Prosigue Fraga en el Corriere: "El régimen no era fascista, ni tampoco totalitario. Era autoritario, que es cosa distinta. No sólo el pueblo no fue movilizado, sino que tampoco hubo predominio del ejército sobre el pueblo". ¿No fue fascista ni totalitaria una dictadura de partido único que trató de encuadrar a sus súbditos bajo una telaraña de estructuras de adoctrinamiento y control (Frente de Juventudes, Sección Femenina, sindicatos verticales, Educación y Descanso...), que sojuzgó todas las libertades, que mantuvo la censura postal hasta 1948, que babeó ante las victorias bélicas de sus padrinos Hitler y Mussolini (véase, sobre este punto, el espléndido libro que acaba de publicar Francesc Vilanova Vila-Abadal)? ¿Era fruto de la mera casualidad que, durante cuatro décadas, tantísimos altos cargos y ministerios civiles estuvieran ocupados por militares, desde Suanzes y Beigbeder a Vigón y Garicano, pasando por Alonso Vega o Muñoz Grandes? A este último, Fraga lo describe como "un hombre muy interesante, que era republicano". Interesante tal vez, pero lo que el general Agustín Muñoz Grandes era ante todo es un nazi convencido, jefe entusiasta de la División Azul, orgulloso portador de la Cruz de Hierro que le concedió el mismo Führer... y tan republicano como el Mussolini de Salò.
Interrogado sobre las ejecuciones incluso en el franquismo tardío, el ex ministro concede: "yo habría preferido otro final. Pero en la mentalidad de Franco el terrorista que pone una bomba para matar mujeres y niños merecía la muerte". "¿Incluso Grimau?", insiste el corresponsal, sin rebatir la demagógica falsedad de la respuesta anterior. "Grimau fue juzgado por hechos que había cometido. Hechos antiguos, es cierto, pero no prescritos", zanja Fraga sin una palabra de rectificación, sin una sombra de arrepentimiento.

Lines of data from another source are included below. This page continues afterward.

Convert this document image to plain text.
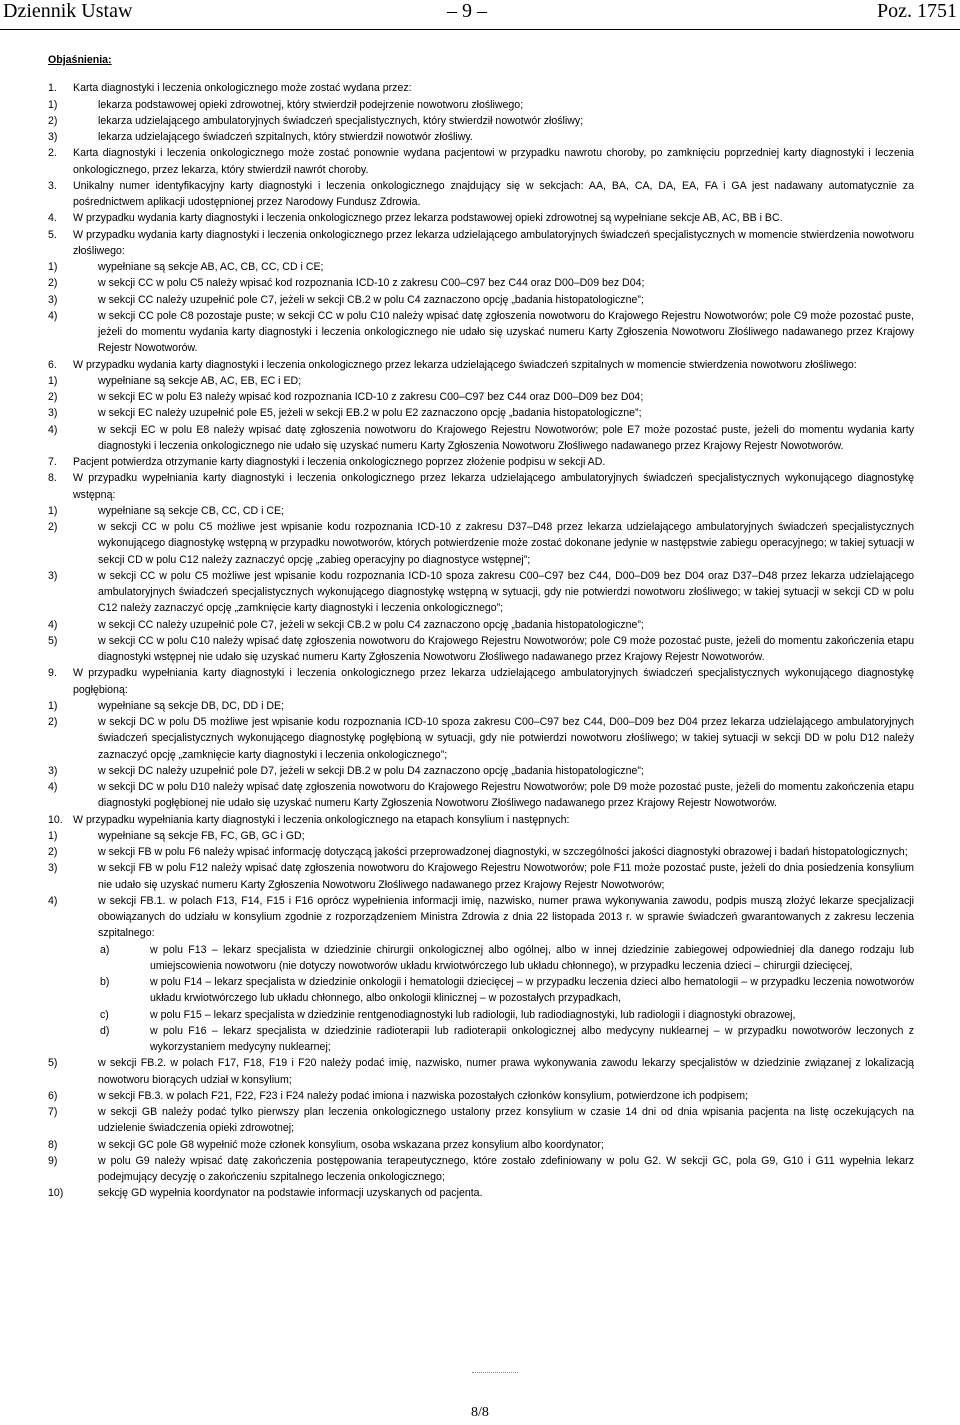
Dziennik Ustaw	– 9 –	Poz. 1751
Objaśnienia:
1. Karta diagnostyki i leczenia onkologicznego może zostać wydana przez:
1)	lekarza podstawowej opieki zdrowotnej, który stwierdził podejrzenie nowotworu złośliwego;
2)	lekarza udzielającego ambulatoryjnych świadczeń specjalistycznych, który stwierdził nowotwór złośliwy;
3)	lekarza udzielającego świadczeń szpitalnych, który stwierdził nowotwór złośliwy.
2. Karta diagnostyki i leczenia onkologicznego może zostać ponownie wydana pacjentowi w przypadku nawrotu choroby, po zamknięciu poprzedniej karty diagnostyki i leczenia onkologicznego, przez lekarza, który stwierdził nawrót choroby.
3. Unikalny numer identyfikacyjny karty diagnostyki i leczenia onkologicznego znajdujący się w sekcjach: AA, BA, CA, DA, EA, FA i GA jest nadawany automatycznie za pośrednictwem aplikacji udostępnionej przez Narodowy Fundusz Zdrowia.
4. W przypadku wydania karty diagnostyki i leczenia onkologicznego przez lekarza podstawowej opieki zdrowotnej są wypełniane sekcje AB, AC, BB i BC.
5. W przypadku wydania karty diagnostyki i leczenia onkologicznego przez lekarza udzielającego ambulatoryjnych świadczeń specjalistycznych w momencie stwierdzenia nowotworu złośliwego:
1)	wypełniane są sekcje AB, AC, CB, CC, CD i CE;
2)	w sekcji CC w polu C5 należy wpisać kod rozpoznania ICD-10 z zakresu C00–C97 bez C44 oraz D00–D09 bez D04;
3)	w sekcji CC należy uzupełnić pole C7, jeżeli w sekcji CB.2 w polu C4 zaznaczono opcję „badania histopatologiczne”;
4)	w sekcji CC pole C8 pozostaje puste; w sekcji CC w polu C10 należy wpisać datę zgłoszenia nowotworu do Krajowego Rejestru Nowotworów; pole C9 może pozostać puste, jeżeli do momentu wydania karty diagnostyki i leczenia onkologicznego nie udało się uzyskać numeru Karty Zgłoszenia Nowotworu Złośliwego nadawanego przez Krajowy Rejestr Nowotworów.
6. W przypadku wydania karty diagnostyki i leczenia onkologicznego przez lekarza udzielającego świadczeń szpitalnych w momencie stwierdzenia nowotworu złośliwego:
1)	wypełniane są sekcje AB, AC, EB, EC i ED;
2)	w sekcji EC w polu E3 należy wpisać kod rozpoznania ICD-10 z zakresu C00–C97 bez C44 oraz D00–D09 bez D04;
3)	w sekcji EC należy uzupełnić pole E5, jeżeli w sekcji EB.2 w polu E2 zaznaczono opcję „badania histopatologiczne”;
4)	w sekcji EC w polu E8 należy wpisać datę zgłoszenia nowotworu do Krajowego Rejestru Nowotworów; pole E7 może pozostać puste, jeżeli do momentu wydania karty diagnostyki i leczenia onkologicznego nie udało się uzyskać numeru Karty Zgłoszenia Nowotworu Złośliwego nadawanego przez Krajowy Rejestr Nowotworów.
7. Pacjent potwierdza otrzymanie karty diagnostyki i leczenia onkologicznego poprzez złożenie podpisu w sekcji AD.
8. W przypadku wypełniania karty diagnostyki i leczenia onkologicznego przez lekarza udzielającego ambulatoryjnych świadczeń specjalistycznych wykonującego diagnostykę wstępną:
1)	wypełniane są sekcje CB, CC, CD i CE;
2)	w sekcji CC w polu C5 możliwe jest wpisanie kodu rozpoznania ICD-10 z zakresu D37–D48 przez lekarza udzielającego ambulatoryjnych świadczeń specjalistycznych wykonującego diagnostykę wstępną w przypadku nowotworów, których potwierdzenie może zostać dokonane jedynie w następstwie zabiegu operacyjnego; w takiej sytuacji w sekcji CD w polu C12 należy zaznaczyć opcję „zabieg operacyjny po diagnostyce wstępnej”;
3)	w sekcji CC w polu C5 możliwe jest wpisanie kodu rozpoznania ICD-10 spoza zakresu C00–C97 bez C44, D00–D09 bez D04 oraz D37–D48 przez lekarza udzielającego ambulatoryjnych świadczeń specjalistycznych wykonującego diagnostykę wstępną w sytuacji, gdy nie potwierdzi nowotworu złośliwego; w takiej sytuacji w sekcji CD w polu C12 należy zaznaczyć opcję „zamknięcie karty diagnostyki i leczenia onkologicznego”;
4)	w sekcji CC należy uzupełnić pole C7, jeżeli w sekcji CB.2 w polu C4 zaznaczono opcję „badania histopatologiczne”;
5)	w sekcji CC w polu C10 należy wpisać datę zgłoszenia nowotworu do Krajowego Rejestru Nowotworów; pole C9 może pozostać puste, jeżeli do momentu zakończenia etapu diagnostyki wstępnej nie udało się uzyskać numeru Karty Zgłoszenia Nowotworu Złośliwego nadawanego przez Krajowy Rejestr Nowotworów.
9. W przypadku wypełniania karty diagnostyki i leczenia onkologicznego przez lekarza udzielającego ambulatoryjnych świadczeń specjalistycznych wykonującego diagnostykę pogłębioną:
1)	wypełniane są sekcje DB, DC, DD i DE;
2)	w sekcji DC w polu D5 możliwe jest wpisanie kodu rozpoznania ICD-10 spoza zakresu C00–C97 bez C44, D00–D09 bez D04 przez lekarza udzielającego ambulatoryjnych świadczeń specjalistycznych wykonującego diagnostykę pogłębioną w sytuacji, gdy nie potwierdzi nowotworu złośliwego; w takiej sytuacji w sekcji DD w polu D12 należy zaznaczyć opcję „zamknięcie karty diagnostyki i leczenia onkologicznego”;
3)	w sekcji DC należy uzupełnić pole D7, jeżeli w sekcji DB.2 w polu D4 zaznaczono opcję „badania histopatologiczne”;
4)	w sekcji DC w polu D10 należy wpisać datę zgłoszenia nowotworu do Krajowego Rejestru Nowotworów; pole D9 może pozostać puste, jeżeli do momentu zakończenia etapu diagnostyki pogłębionej nie udało się uzyskać numeru Karty Zgłoszenia Nowotworu Złośliwego nadawanego przez Krajowy Rejestr Nowotworów.
10. W przypadku wypełniania karty diagnostyki i leczenia onkologicznego na etapach konsylium i następnych:
1)	wypełniane są sekcje FB, FC, GB, GC i GD;
2)	w sekcji FB w polu F6 należy wpisać informację dotyczącą jakości przeprowadzonej diagnostyki, w szczególności jakości diagnostyki obrazowej i badań histopatologicznych;
3)	w sekcji FB w polu F12 należy wpisać datę zgłoszenia nowotworu do Krajowego Rejestru Nowotworów; pole F11 może pozostać puste, jeżeli do dnia posiedzenia konsylium nie udało się uzyskać numeru Karty Zgłoszenia Nowotworu Złośliwego nadawanego przez Krajowy Rejestr Nowotworów;
4)	w sekcji FB.1. w polach F13, F14, F15 i F16 oprócz wypełnienia informacji imię, nazwisko, numer prawa wykonywania zawodu, podpis muszą złożyć lekarze specjalizacji obowiązanych do udziału w konsylium zgodnie z rozporządzeniem Ministra Zdrowia z dnia 22 listopada 2013 r. w sprawie świadczeń gwarantowanych z zakresu leczenia szpitalnego:
a)	w polu F13 – lekarz specjalista w dziedzinie chirurgii onkologicznej albo ogólnej, albo w innej dziedzinie zabiegowej odpowiedniej dla danego rodzaju lub umiejscowienia nowotworu (nie dotyczy nowotworów układu krwiotwórczego lub układu chłonnego), w przypadku leczenia dzieci – chirurgii dziecięcej,
b)	w polu F14 – lekarz specjalista w dziedzinie onkologii i hematologii dziecięcej – w przypadku leczenia dzieci albo hematologii – w przypadku leczenia nowotworów układu krwiotwórczego lub układu chłonnego, albo onkologii klinicznej – w pozostałych przypadkach,
c)	w polu F15 – lekarz specjalista w dziedzinie rentgenodiagnostyki lub radiologii, lub radiodiagnostyki, lub radiologii i diagnostyki obrazowej,
d)	w polu F16 – lekarz specjalista w dziedzinie radioterapii lub radioterapii onkologicznej albo medycyny nuklearnej – w przypadku nowotworów leczonych z wykorzystaniem medycyny nuklearnej;
5)	w sekcji FB.2. w polach F17, F18, F19 i F20 należy podać imię, nazwisko, numer prawa wykonywania zawodu lekarzy specjalistów w dziedzinie związanej z lokalizacją nowotworu biorących udział w konsylium;
6)	w sekcji FB.3. w polach F21, F22, F23 i F24 należy podać imiona i nazwiska pozostałych członków konsylium, potwierdzone ich podpisem;
7)	w sekcji GB należy podać tylko pierwszy plan leczenia onkologicznego ustalony przez konsylium w czasie 14 dni od dnia wpisania pacjenta na listę oczekujących na udzielenie świadczenia opieki zdrowotnej;
8)	w sekcji GC pole G8 wypełnić może członek konsylium, osoba wskazana przez konsylium albo koordynator;
9)	w polu G9 należy wpisać datę zakończenia postępowania terapeutycznego, które zostało zdefiniowany w polu G2. W sekcji GC, pola G9, G10 i G11 wypełnia lekarz podejmujący decyzję o zakończeniu szpitalnego leczenia onkologicznego;
10)	sekcję GD wypełnia koordynator na podstawie informacji uzyskanych od pacjenta.
8/8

Inmune a la autocrítica, don Manuel acusa a Rodríguez Zapatero de haber roto el "pacto del olvido" de la transición, rechaza que se abran las fosas comunes de la guerra y la represión, niega que los panfletos de los Pío Moa, César Vidal y compañía sean revisionismo (son "sólo una defensa razonable de lo que sucedió"), asegura que "es del franquismo de donde nace la democracia" y concluye con una sentencia definitiva: Franco "fue un pacificador".

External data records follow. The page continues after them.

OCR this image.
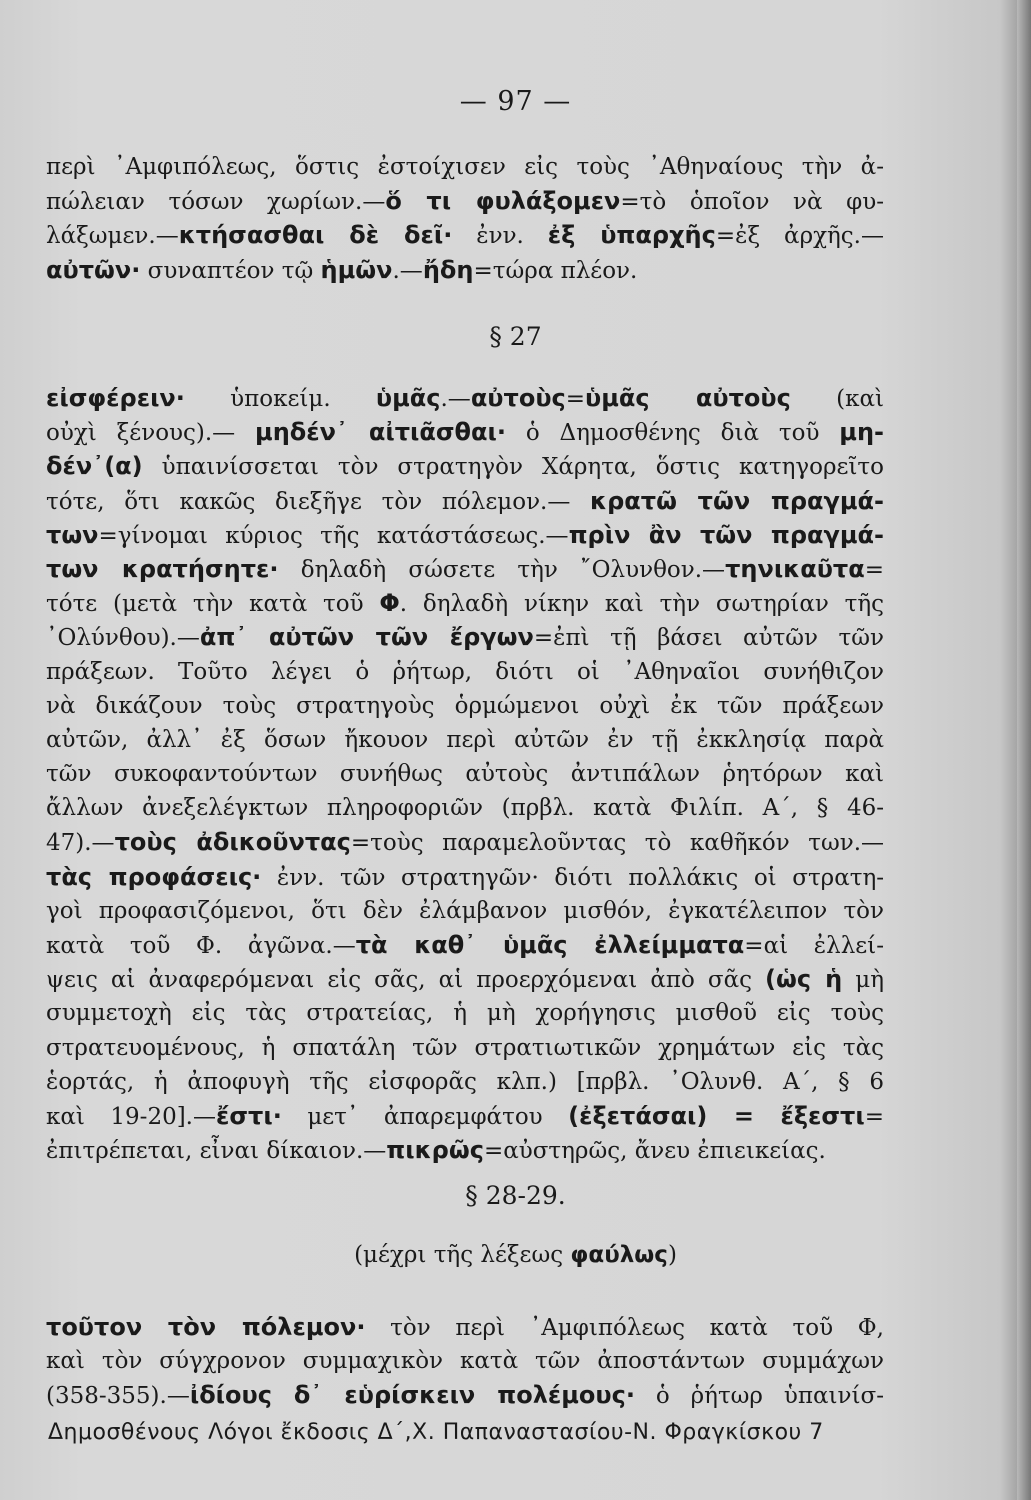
— 97 —
περὶ ᾿Αμφιπόλεως, ὅστις ἐστοίχισεν εἰς τοὺς ᾿Αθηναίους τὴν ἀ-
πώλειαν τόσων χωρίων.—ὅ τι φυλάξομεν=τὸ ὁποῖον νὰ φυ-
λάξωμεν.—κτήσασθαι δὲ δεῖ· ἐνν. ἐξ ὑπαρχῆς=ἐξ ἀρχῆς.—
αὐτῶν· συναπτέον τῷ ἡμῶν.—ἤδη=τώρα πλέον.
§ 27
εἰσφέρειν· ὑποκείμ. ὑμᾶς.—αὐτοὺς=ὑμᾶς αὐτοὺς (καὶ
οὐχὶ ξένους).— μηδέν᾿ αἰτιᾶσθαι· ὁ Δημοσθένης διὰ τοῦ μη-
δέν᾿(α) ὑπαινίσσεται τὸν στρατηγὸν Χάρητα, ὅστις κατηγορεῖτο
τότε, ὅτι κακῶς διεξῆγε τὸν πόλεμον.— κρατῶ τῶν πραγμά-
των=γίνομαι κύριος τῆς κατάστάσεως.—πρὶν ἂν τῶν πραγμά-
των κρατήσητε· δηλαδὴ σώσετε τὴν ῎Ολυνθον.—τηνικαῦτα=
τότε (μετὰ τὴν κατὰ τοῦ Φ. δηλαδὴ νίκην καὶ τὴν σωτηρίαν τῆς
᾿Ολύνθου).—ἀπ᾿ αὐτῶν τῶν ἔργων=ἐπὶ τῇ βάσει αὐτῶν τῶν
πράξεων. Τοῦτο λέγει ὁ ῥήτωρ, διότι οἱ ᾿Αθηναῖοι συνήθιζον
νὰ δικάζουν τοὺς στρατηγοὺς ὁρμώμενοι οὐχὶ ἐκ τῶν πράξεων
αὐτῶν, ἀλλ᾿ ἐξ ὅσων ἤκουον περὶ αὐτῶν ἐν τῇ ἐκκλησίᾳ παρὰ
τῶν συκοφαντούντων συνήθως αὐτοὺς ἀντιπάλων ῥητόρων καὶ
ἄλλων ἀνεξελέγκτων πληροφοριῶν (πρβλ. κατὰ Φιλίπ. Α΄, § 46-
47).—τοὺς ἀδικοῦντας=τοὺς παραμελοῦντας τὸ καθῆκόν των.—
τὰς προφάσεις· ἐνν. τῶν στρατηγῶν· διότι πολλάκις οἱ στρατη-
γοὶ προφασιζόμενοι, ὅτι δὲν ἐλάμβανον μισθόν, ἐγκατέλειπον τὸν
κατὰ τοῦ Φ. ἀγῶνα.—τὰ καθ᾿ ὑμᾶς ἐλλείμματα=αἱ ἐλλεί-
ψεις αἱ ἀναφερόμεναι εἰς σᾶς, αἱ προερχόμεναι ἀπὸ σᾶς (ὡς ἡ μὴ
συμμετοχὴ εἰς τὰς στρατείας, ἡ μὴ χορήγησις μισθοῦ εἰς τοὺς
στρατευομένους, ἡ σπατάλη τῶν στρατιωτικῶν χρημάτων εἰς τὰς
ἑορτάς, ἡ ἀποφυγὴ τῆς εἰσφορᾶς κλπ.) [πρβλ. ᾿Ολυνθ. Α΄, § 6
καὶ 19-20].—ἔστι· μετ᾿ ἀπαρεμφάτου (ἐξετάσαι) = ἔξεστι=
ἐπιτρέπεται, εἶναι δίκαιον.—πικρῶς=αὐστηρῶς, ἄνευ ἐπιεικείας.
§ 28-29.
(μέχρι τῆς λέξεως φαύλως)
τοῦτον τὸν πόλεμον· τὸν περὶ ᾿Αμφιπόλεως κατὰ τοῦ Φ,
καὶ τὸν σύγχρονον συμμαχικὸν κατὰ τῶν ἀποστάντων συμμάχων
(358-355).—ἰδίους δ᾿ εὑρίσκειν πολέμους· ὁ ῥήτωρ ὑπαινίσ-
Δημοσθένους Λόγοι ἔκδοσις Δ΄,Χ. Παπαναστασίου-Ν. Φραγκίσκου 7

Pues bien, en los próximos meses el autor de tales asertos (que, si dijera lo mismo a propósito de Hitler en Alemania, estaría en la cárcel), será nombrado senador del Reino. Y el Partido Popular -del que todavía es presidente-fundador- calla, asiente y sigue dándonos lecciones de cultura constitucional, de celo por las libertades y de fervor democrático... Si no produjese asco, tanta desvergüenza política incluso daría risa.